Reuvers leads No. 7 Wisconsin past Eastern Illinois, 77-67
MADISON, Wis. (AP) — Wisconsin big man Nate Reuvers posed all sorts of problems for Eastern Illinois, which had no way to replicate him in practice.
Panthers coach Jay Spoonhour doesn’t exactly have a roster full of 6-foot-11 players who can score inside and out, rebound and block shots.
Reuvers did all three Wednesday night as the seventh-ranked Badgers began their season with a 77-67 victory over Eastern Illinois. The senior scored 18 points, finishing 2 of 3 on 3-pointers, and grabbed nine rebounds to go with five blocks.
“I was just amazed at the way he blocked shots and moved his feet and how agile he is. We don’t have any simulation for that. He’s just very good,” Spoonhour said.
Still, it wasn’t a cakewalk for the Badgers.
Eastern Illinois put itself in a huge hole by shooting poorly in the first half (24% from the field), failing to take care of the ball (six turnovers) and playing porous defense as Wisconsin shot 52% in the opening period.
After falling behind 43-20 at halftime, a 16-4 run early in the second half pulled the Panthers to 56-42. Josiah Wallace later closed the gap to 12 midway through the second half.
But Wisconsin’s Tyler Wahl scored on a drive and a dunk on back-to-back possessions, Ben Carlson drained a 3 and the threat was snuffed out. Eastern Illinois only trimmed the margin to 10 in the final minute with Wisconsin’s starters on the bench.
Reuvers said it was unacceptable that the Panthers scored 47 points in the second half.
“They were getting too many offensive rebounds,” Reuvers said after Eastern Illinois turned 13 offensive rebounds into 16 points. “Other than that, it’s just great to get out there and play finally.”
Carlson came off the bench to score 13 points for the Badgers, and D’Mitrik Trice had 11.
Wallace led Eastern Illinois with 16 points.
BIG MEN ON THE FLOOR
One of the big questions for the Badgers heading into the season was how coach Greg Gard would use Reuvers and 6-10 Micah Potter. The pair only started three games together last season after Potter became eligible in December following his transfer from Ohio State. Still, Potter was second on the team in scoring at 10 points per game behind Reuvers at 13 ppg. The pair started both halves as Gard mixed and matched lineups.
Potter finished with nine points and eight rebounds. He also limped off the floor gingerly early in the second half, got treatment and returned.
Gard said he was mixing lineups to help his players get a feel for each other. “The biggest thing is just trying to get comfortable now that we’re in this environment and playing games and these are the guys that are going to be on the floor,” he said.

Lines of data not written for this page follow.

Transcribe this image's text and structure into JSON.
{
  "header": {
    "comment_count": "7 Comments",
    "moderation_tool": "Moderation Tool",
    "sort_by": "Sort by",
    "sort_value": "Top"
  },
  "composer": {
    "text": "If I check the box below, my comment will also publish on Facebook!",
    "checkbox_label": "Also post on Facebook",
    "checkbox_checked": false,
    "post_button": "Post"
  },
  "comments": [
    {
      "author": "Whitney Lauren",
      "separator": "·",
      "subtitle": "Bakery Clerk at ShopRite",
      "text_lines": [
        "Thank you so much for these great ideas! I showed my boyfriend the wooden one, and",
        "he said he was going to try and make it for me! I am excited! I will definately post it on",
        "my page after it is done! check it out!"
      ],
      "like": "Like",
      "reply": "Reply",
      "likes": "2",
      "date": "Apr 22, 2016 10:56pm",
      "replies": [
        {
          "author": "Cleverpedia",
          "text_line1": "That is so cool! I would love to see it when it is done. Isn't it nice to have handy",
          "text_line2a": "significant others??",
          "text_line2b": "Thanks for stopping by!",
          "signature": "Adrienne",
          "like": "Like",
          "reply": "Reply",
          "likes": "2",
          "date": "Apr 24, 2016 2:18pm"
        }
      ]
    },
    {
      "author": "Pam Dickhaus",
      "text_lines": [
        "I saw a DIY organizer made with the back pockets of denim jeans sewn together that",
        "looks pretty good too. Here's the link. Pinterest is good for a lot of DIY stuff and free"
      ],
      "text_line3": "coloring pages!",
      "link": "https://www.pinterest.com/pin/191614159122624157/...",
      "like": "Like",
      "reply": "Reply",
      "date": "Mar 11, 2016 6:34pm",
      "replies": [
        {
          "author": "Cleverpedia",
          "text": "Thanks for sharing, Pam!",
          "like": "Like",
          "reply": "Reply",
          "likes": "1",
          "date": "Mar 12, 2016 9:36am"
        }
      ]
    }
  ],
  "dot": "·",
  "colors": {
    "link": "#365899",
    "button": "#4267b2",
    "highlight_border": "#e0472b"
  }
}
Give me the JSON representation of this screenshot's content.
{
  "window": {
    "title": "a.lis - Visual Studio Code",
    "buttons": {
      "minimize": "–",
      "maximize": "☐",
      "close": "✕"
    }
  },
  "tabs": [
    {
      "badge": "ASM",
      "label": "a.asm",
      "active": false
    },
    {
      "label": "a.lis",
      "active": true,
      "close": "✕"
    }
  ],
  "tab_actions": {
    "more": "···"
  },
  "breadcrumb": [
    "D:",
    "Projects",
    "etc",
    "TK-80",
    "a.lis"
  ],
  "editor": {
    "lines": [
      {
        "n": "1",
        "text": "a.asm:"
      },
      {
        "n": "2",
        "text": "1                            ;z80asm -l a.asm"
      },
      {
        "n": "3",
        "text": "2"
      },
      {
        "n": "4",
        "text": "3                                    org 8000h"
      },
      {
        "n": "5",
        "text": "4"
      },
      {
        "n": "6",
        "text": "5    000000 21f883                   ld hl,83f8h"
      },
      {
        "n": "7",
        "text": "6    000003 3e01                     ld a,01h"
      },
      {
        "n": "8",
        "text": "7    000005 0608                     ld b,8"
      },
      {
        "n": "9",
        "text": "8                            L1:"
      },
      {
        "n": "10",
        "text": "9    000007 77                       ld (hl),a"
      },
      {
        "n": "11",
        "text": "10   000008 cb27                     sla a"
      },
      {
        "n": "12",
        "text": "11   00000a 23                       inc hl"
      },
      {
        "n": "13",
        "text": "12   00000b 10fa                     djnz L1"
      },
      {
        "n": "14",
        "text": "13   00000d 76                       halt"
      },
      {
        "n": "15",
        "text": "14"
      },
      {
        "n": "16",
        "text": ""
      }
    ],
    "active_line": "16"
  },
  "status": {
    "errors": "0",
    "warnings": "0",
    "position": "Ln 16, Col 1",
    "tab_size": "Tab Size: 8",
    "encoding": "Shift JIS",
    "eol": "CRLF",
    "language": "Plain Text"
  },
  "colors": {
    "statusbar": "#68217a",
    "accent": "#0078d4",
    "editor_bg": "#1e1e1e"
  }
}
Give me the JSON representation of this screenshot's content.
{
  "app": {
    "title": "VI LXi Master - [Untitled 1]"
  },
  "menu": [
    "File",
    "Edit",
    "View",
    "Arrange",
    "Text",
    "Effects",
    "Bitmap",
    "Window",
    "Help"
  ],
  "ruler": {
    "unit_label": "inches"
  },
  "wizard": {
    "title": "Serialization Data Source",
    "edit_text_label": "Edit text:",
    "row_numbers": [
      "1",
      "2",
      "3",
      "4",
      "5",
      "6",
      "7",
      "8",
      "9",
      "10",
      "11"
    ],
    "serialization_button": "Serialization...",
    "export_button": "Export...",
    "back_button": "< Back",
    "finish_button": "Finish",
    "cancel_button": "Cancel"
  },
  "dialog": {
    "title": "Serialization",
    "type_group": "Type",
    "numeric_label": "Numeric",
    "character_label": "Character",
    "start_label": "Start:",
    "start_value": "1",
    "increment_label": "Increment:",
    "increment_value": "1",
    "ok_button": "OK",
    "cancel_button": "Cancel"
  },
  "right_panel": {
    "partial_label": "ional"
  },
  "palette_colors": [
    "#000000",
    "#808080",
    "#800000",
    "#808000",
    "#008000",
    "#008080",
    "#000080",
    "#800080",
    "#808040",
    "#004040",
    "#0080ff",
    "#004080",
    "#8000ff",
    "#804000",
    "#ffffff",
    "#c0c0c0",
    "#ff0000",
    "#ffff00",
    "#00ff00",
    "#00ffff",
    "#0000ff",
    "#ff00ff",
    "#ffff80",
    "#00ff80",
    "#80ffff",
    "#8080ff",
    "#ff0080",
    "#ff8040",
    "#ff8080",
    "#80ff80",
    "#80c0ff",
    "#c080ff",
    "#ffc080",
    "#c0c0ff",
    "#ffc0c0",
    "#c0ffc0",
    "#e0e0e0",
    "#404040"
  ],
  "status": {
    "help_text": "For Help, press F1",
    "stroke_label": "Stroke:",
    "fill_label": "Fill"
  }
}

As experienced as the Badgers are — returning all five starters and seven of the top eight scorers from a team that won a share of the regular-season Big Ten title — underclassmen aren’t expected to shoulder a heavy load this season. But in addition to Carlson’s production off the bench, fellow freshman Jonathan Davis chipped in with eight points on 4-of-7 shooting. “I thought they looked pretty comfortable,” Gard said. “There were a couple of instances where I think the best teacher sometimes is experience. For them to get that experience and have something not go their way or make a mistake, that’s OK. That’s how you learn from it.”
Eastern Illinois: The Panthers shrugged off their early struggles to give the Badgers a test for part of the second half. But it simply wasn’t enough.
Wisconsin: It wasn’t as easy as many would’ve expected, and the Badgers have some things to clean up. But this senior-laden team is thinking more about where it will be this spring than a tune-up in late November.
Eastern Illinois: Plays at Marquette on Friday.
Wisconsin: Hosts Arkansas-Pine Bluff on Friday.